Most people as smart as Dean grasp all this without much trouble. You don't have to be a lawyer to understand it, and it's frankly disingenuous to suggest that this is all some lawyer game or professional conspiracy. If you think you can't understand these principles, then try to imagine yourself in the hot seat — falsely accused, say, of being a child molester — and then decide whether you want your field of potential legal advocates reduced to those who positively approve of child molestation. What Dean refers to as Fred's "much-discussed essay on PowerLine" includes Sen. Thompson's reference to past political opponents who've badly stubbed their toes by underestimating the voting public, or overestimating their own abilities to fool the public using this kind of argument.
If you genuinely believe in the system, then you must accept that it depends on both sides in any given dispute having the benefit of capable advocates who are representing their respective clients diligently within the bounds of the law and the canons of legal ethics.
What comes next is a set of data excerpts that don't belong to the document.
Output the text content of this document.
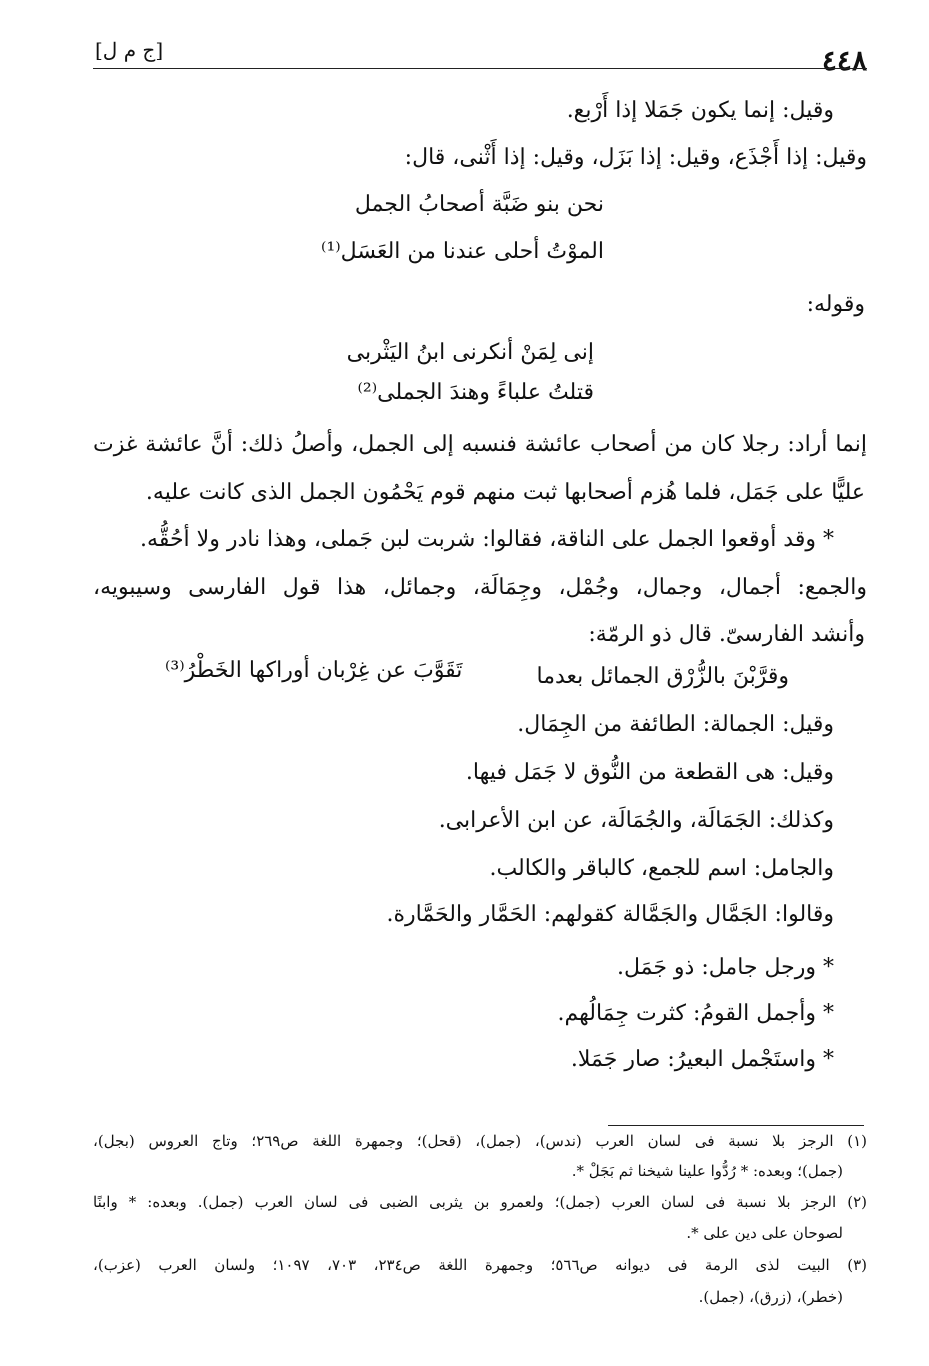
[ج م ل]	٤٤٨
وقيل: إنما يكون جَمَلا إذا أَرْبع.
وقيل: إذا أَجْذَع، وقيل: إذا بَزَل، وقيل: إذا أَثْنى، قال:
نحن بنو ضَبَّة أصحابُ الجمل
الموْتُ أحلى عندنا من العَسَل⁽¹⁾
وقوله:
إنى لِمَنْ أنكرنى ابنُ اليَثْربى
قتلتُ علباءً وهندَ الجملى⁽²⁾
إنما أراد: رجلا كان من أصحاب عائشة فنسبه إلى الجمل، وأصلُ ذلك: أنَّ عائشة غزت
عليًّا على جَمَل، فلما هُزم أصحابها ثبت منهم قوم يَحْمُون الجمل الذى كانت عليه.
* وقد أوقعوا الجمل على الناقة، فقالوا: شربت لبن جَملى، وهذا نادر ولا أحُقُّه.
والجمع: أجمال، وجمال، وجُمْل، وجِمَالَة، وجمائل، هذا قول الفارسى وسيبويه،
وأنشد الفارسىّ. قال ذو الرمّة:
وقرَّبْنَ بالزُّرْق الجمائل بعدما
تَقَوَّبَ عن غِرْبان أوراكها الخَطْرُ⁽³⁾
وقيل: الجمالة: الطائفة من الجِمَال.
وقيل: هى القطعة من النُّوق لا جَمَل فيها.
وكذلك: الجَمَالَة، والجُمَالَة، عن ابن الأعرابى.
والجامل: اسم للجمع، كالباقر والكالب.
وقالوا: الجَمَّال والجَمَّالة كقولهم: الحَمَّار والحَمَّارة.
* ورجل جامل: ذو جَمَل.
* وأجمل القومُ: كثرت جِمَالُهم.
* واستَجْمل البعيرُ: صار جَمَلا.
(١) الرجز بلا نسبة فى لسان العرب (ندس)، (جمل)، (قحل)؛ وجمهرة اللغة ص٢٦٩؛ وتاج العروس (بجل)،
(جمل)؛ وبعده: * رُدُّوا علينا شيخنا ثم بَجَلْ *.
(٢) الرجز بلا نسبة فى لسان العرب (جمل)؛ ولعمرو بن يثربى الضبى فى لسان العرب (جمل). وبعده: * وابنًا
لصوحان على دين على *.
(٣) البيت لذى الرمة فى ديوانه ص٥٦٦؛ وجمهرة اللغة ص٢٣٤، ٧٠٣، ١٠٩٧؛ ولسان العرب (عزب)،
(خطر)، (زرق)، (جمل).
You cannot dispute that principle without endorsing mob justice — which is, all too often, injustice, and which is never justice under the Rule of Law.
Does Dean realize that his argument about Khalid Sheikh Muhammad would put him right at the front of any mob opposing the Rule of Law? Is that really where he wants to make his stand? Because that's also a popular position to take in the sharia "justice system"— at least in the version favored by Khalid Sheikh Muhammad and practiced in some parts of the Islamic world.
Quite frankly, Dean should know better than this, and I suspect that he actually does (and would so acknowledge were he to give it further thought). I'm absolutely certain that his blogging host for this particular post, Hugh Hewitt, not only fully understands these principles, but has lived them and (as an accomplished legal educator) could more vividly and concisely explain them to Dean than I have.
UPDATE (Fri Jul 13 @ 10:35pm): I'm disappointed to read that Ramesh Ponnuru thinks the argument that a lawyer ought not be tarred with his clients' views is a "very weak argument." I'm genuinely baffled how such smart, principled pundits can have such a poor grasp of the legal system's fundamental precepts, and I genuinely do believe the rank-and-file public aren't so likely to be confused.
If your legal career has been as the general counsel of the A.C.L.U., or if you chose to devote most of your private practice to representing accused Mafia mobsters, that would be one thing. But one client, on one representation? That's so unfair as to be silly.